In light of our determination, petitioners’ remaining claims have been rendered academic.
Cardona, P.J., Carpinello, Kavanagh and Stein, JJ., concur. Ordered that the judgment is affirmed, without costs.
. Petitioners do not challenge the equalization rate determination in their brief on appeal and, therefore, we deem the issue abandoned (see Rossi v Attanasio, 48 AD3d 1025, 1027 n 3 [2008]).
. In light of our decision, we need not address whether petitioners relied upon sales during the proper time period.

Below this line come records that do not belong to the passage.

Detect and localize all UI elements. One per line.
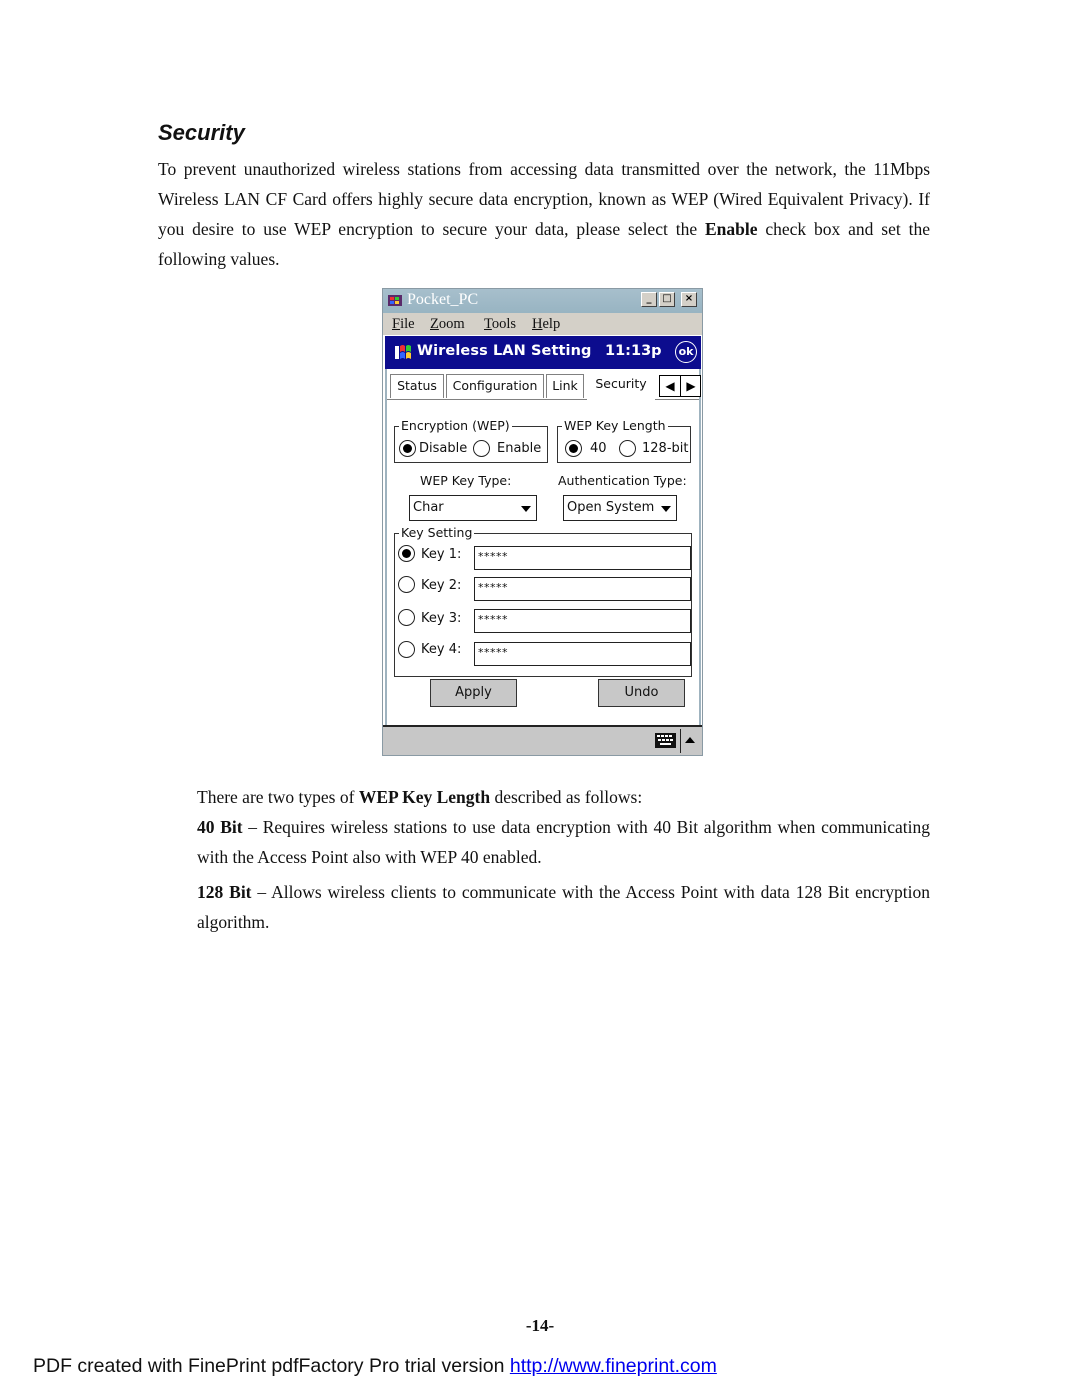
encryption-disable-radio[interactable] <box>399 440 416 457</box>
navigation-bar: Wireless LAN Setting 11:13p ok <box>385 336 701 369</box>
key-3-radio[interactable] <box>398 609 415 626</box>
pdf-footer: PDF created with FinePrint pdfFactory Pr… <box>33 1355 717 1378</box>
command-bar-separator <box>680 729 681 753</box>
key-4-label: Key 4: <box>421 642 462 657</box>
key-setting-group-label: Key Setting <box>399 525 475 541</box>
key-length-intro: There are two types of WEP Key Length de… <box>197 787 643 807</box>
tab-scroll-right-icon[interactable]: ▶ <box>681 376 701 396</box>
settings-panel: Status Configuration Link Security ◀ ▶ E… <box>385 369 701 729</box>
key-2-input[interactable]: ***** <box>474 577 691 601</box>
wep-key-type-dropdown[interactable]: Char <box>409 495 537 521</box>
auth-type-label: Authentication Type: <box>558 473 687 488</box>
key-length-40-label: 40 <box>590 441 607 456</box>
command-bar <box>383 725 702 755</box>
tab-link[interactable]: Link <box>546 374 584 398</box>
key-2-radio[interactable] <box>398 576 415 593</box>
wep-key-type-label: WEP Key Type: <box>420 473 512 488</box>
nav-title: Wireless LAN Setting <box>417 343 592 359</box>
key-length-group-label: WEP Key Length <box>562 418 668 434</box>
apply-button[interactable]: Apply <box>430 679 517 707</box>
tab-status[interactable]: Status <box>390 374 444 398</box>
keyboard-icon[interactable] <box>655 733 676 748</box>
key-length-group: WEP Key Length 40 128-bit <box>557 418 691 463</box>
clock[interactable]: 11:13p <box>605 343 662 359</box>
key-1-radio[interactable] <box>398 545 415 562</box>
key-1-input[interactable]: ***** <box>474 546 691 570</box>
tab-configuration[interactable]: Configuration <box>446 374 544 398</box>
encryption-group: Encryption (WEP) Disable Enable <box>394 418 548 463</box>
minimize-button[interactable]: _ <box>641 292 657 307</box>
key-3-label: Key 3: <box>421 611 462 626</box>
close-button[interactable]: × <box>681 292 697 307</box>
intro-bold-enable: Enable <box>704 219 758 239</box>
footer-text: PDF created with FinePrint pdfFactory Pr… <box>33 1355 510 1377</box>
page-number: -14- <box>525 1316 555 1335</box>
tab-security[interactable]: Security <box>587 372 655 400</box>
key-length-128-label: 128-bit <box>642 441 689 456</box>
intro-paragraph: To prevent unauthorized wireless station… <box>158 154 930 274</box>
encryption-enable-radio[interactable] <box>473 440 490 457</box>
window-title: Pocket_PC <box>407 291 479 308</box>
bit128-description: 128 Bit – Allows wireless clients to com… <box>197 882 930 932</box>
pocket-pc-screenshot: Pocket_PC _ □ × File Zoom Tools Help Wir… <box>382 288 703 756</box>
menu-bar: File Zoom Tools Help <box>383 313 702 335</box>
sip-menu-up-icon[interactable] <box>685 737 695 743</box>
menu-tools[interactable]: Tools <box>484 316 516 333</box>
key-3-input[interactable]: ***** <box>474 609 691 633</box>
ok-button[interactable]: ok <box>675 341 697 363</box>
key-length-bold: WEP Key Length <box>358 787 491 807</box>
chevron-down-icon <box>661 506 671 512</box>
maximize-button[interactable]: □ <box>659 292 675 307</box>
menu-file[interactable]: File <box>392 316 415 333</box>
tab-scroll-left-icon[interactable]: ◀ <box>660 376 681 396</box>
undo-button[interactable]: Undo <box>598 679 685 707</box>
bit128-term: 128 Bit <box>197 882 252 902</box>
menu-zoom[interactable]: Zoom <box>430 316 465 333</box>
auth-type-dropdown[interactable]: Open System <box>563 495 677 521</box>
encryption-disable-label: Disable <box>419 441 468 456</box>
key-1-label: Key 1: <box>421 547 462 562</box>
key-length-128-radio[interactable] <box>619 440 636 457</box>
auth-type-value: Open System <box>567 500 655 515</box>
section-heading: Security <box>158 120 245 145</box>
key-length-40-radio[interactable] <box>565 440 582 457</box>
pocket-pc-app-icon <box>388 295 402 306</box>
tab-scroll-control: ◀ ▶ <box>659 375 701 397</box>
fineprint-link[interactable]: http://www.fineprint.com <box>510 1355 717 1377</box>
chevron-down-icon <box>521 506 531 512</box>
bit40-term: 40 Bit <box>197 817 243 837</box>
key-4-radio[interactable] <box>398 641 415 658</box>
windows-start-icon[interactable] <box>393 343 413 362</box>
key-2-label: Key 2: <box>421 578 462 593</box>
menu-help[interactable]: Help <box>532 316 560 333</box>
encryption-group-label: Encryption (WEP) <box>399 418 512 434</box>
wep-key-type-value: Char <box>413 500 444 515</box>
encryption-enable-label: Enable <box>497 441 542 456</box>
key-4-input[interactable]: ***** <box>474 642 691 666</box>
bit40-description: 40 Bit – Requires wireless stations to u… <box>197 817 930 867</box>
window-titlebar: Pocket_PC _ □ × <box>383 289 702 313</box>
key-setting-group: Key Setting Key 1: ***** Key 2: ***** Ke… <box>394 525 692 677</box>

. To the contrary, in cases permitting a CPLR article 78 challenge to a municipality’s tax assessment based on an allegedly impermissible methodology, petitioners have identified the specific method employed by the municipality (see e.g. Matter of Dudley v Kerwick, 52 NY2d 542 [1981]; Matter of Resnick v Town of Canaan, 38 AD3d 949 [2007]; Matter of Montgomery v Board of Assessment Review of Town of Union, 30 AD3d 747 [2006]; Matter of Brooklyn Union Gas Co. v State Bd. of Real Prop. Servs., supra; Matter of Adams v Welch, 188 AD2d 784 [1992]; Matter of Averbach v Board of Assessors, supra; Matter of Krugman v Board of Assessors, supra; Matter of 22 Park Place Coop. v Board of Assessors of County of Nassau, 102 AD2d 893 [1984]).